A light comes on in the bedroom. Allegra wanders out in an extra-extra-large Max Overload T-shirt. Vidocq follows, tying his robe.
“What time is it? What’s going on?” asks Allegra, rubbing her eyes.
Now that I can see, I carry Brigitte over to where they’re standing.
“She’s hurt and she’s lost a lot of blood.”
“Who is she? If she needs blood take her to an emergency room.”
“She isn’t hospital hurt.
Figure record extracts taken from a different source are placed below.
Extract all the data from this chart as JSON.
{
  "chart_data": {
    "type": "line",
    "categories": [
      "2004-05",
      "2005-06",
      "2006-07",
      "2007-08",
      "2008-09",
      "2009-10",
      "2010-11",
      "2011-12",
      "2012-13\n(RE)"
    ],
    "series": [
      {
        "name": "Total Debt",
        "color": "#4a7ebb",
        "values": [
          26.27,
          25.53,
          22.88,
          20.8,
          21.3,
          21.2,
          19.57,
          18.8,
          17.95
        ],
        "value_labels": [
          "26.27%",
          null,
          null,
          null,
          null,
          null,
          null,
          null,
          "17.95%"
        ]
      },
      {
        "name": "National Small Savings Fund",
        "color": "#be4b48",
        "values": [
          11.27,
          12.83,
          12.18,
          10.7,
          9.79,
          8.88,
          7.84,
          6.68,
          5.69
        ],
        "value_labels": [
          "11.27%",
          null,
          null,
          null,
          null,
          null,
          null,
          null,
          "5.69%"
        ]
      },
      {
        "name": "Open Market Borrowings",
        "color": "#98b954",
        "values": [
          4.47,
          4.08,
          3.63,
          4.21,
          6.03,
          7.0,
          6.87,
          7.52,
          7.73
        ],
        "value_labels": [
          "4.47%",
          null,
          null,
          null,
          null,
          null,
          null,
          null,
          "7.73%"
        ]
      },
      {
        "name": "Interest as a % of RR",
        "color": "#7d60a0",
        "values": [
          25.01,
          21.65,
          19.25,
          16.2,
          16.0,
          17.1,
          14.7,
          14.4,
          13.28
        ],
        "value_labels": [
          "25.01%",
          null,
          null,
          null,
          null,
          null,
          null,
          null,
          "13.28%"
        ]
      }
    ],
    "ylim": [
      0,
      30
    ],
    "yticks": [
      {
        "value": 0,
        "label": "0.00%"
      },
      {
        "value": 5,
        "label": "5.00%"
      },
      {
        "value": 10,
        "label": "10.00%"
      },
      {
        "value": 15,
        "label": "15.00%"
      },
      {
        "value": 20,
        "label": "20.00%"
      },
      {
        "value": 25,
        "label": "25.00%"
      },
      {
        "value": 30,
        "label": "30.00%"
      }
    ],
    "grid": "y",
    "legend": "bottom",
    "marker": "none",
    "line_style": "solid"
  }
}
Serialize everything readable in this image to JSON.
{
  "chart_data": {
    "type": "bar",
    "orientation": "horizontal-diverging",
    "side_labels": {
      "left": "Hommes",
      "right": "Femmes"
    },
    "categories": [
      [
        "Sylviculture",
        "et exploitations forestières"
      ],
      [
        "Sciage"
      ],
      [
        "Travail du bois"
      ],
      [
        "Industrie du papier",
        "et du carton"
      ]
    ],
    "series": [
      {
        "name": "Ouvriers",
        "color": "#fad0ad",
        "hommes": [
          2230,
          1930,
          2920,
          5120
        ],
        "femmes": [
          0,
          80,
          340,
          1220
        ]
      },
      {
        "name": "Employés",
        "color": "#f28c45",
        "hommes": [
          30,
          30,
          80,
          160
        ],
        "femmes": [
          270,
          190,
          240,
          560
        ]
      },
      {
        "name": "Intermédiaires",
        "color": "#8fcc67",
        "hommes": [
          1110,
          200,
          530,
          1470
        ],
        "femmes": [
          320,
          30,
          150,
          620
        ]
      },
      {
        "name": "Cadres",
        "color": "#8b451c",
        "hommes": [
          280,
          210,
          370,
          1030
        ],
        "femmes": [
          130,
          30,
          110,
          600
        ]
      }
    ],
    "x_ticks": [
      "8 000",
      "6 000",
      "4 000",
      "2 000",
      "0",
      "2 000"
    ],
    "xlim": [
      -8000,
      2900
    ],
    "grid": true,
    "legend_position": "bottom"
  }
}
She’s Kinski hurt, but he’s gone, so you’re Kinski tonight.”
“What happened to her?”
“There was a metric assload of Drifters. One of them bit her.”
“What the hell? What’s a Drifter?”
“A High Plains Drifter.”
Vidocq clears his throat.
“He means revenants. Zombies.”
Allegra’s forehead creases in a frown.
“There really are zombies? Why doesn’t anyone tell me these things?”
“They’re extremely rare. I’ve only seen an outbreak once in this country and it was put down quickly.”
I say, “History later. A chunk of her neck is missing.”
Allegra points past me.
“Put her on the kitchen counter.”
She and Vidocq grab plates, utensils, and a cutting board and toss them on a nearby table. When there’s a clean spot, I lay out Brigitte, facedown. Allegra pushes the hair back from Brigitte’s wound. I put a kitchen towel under her so her face isn’t right on the tile.
“Eugène, get the first-aid kit from the bathroom. And the pharaoh grubs.”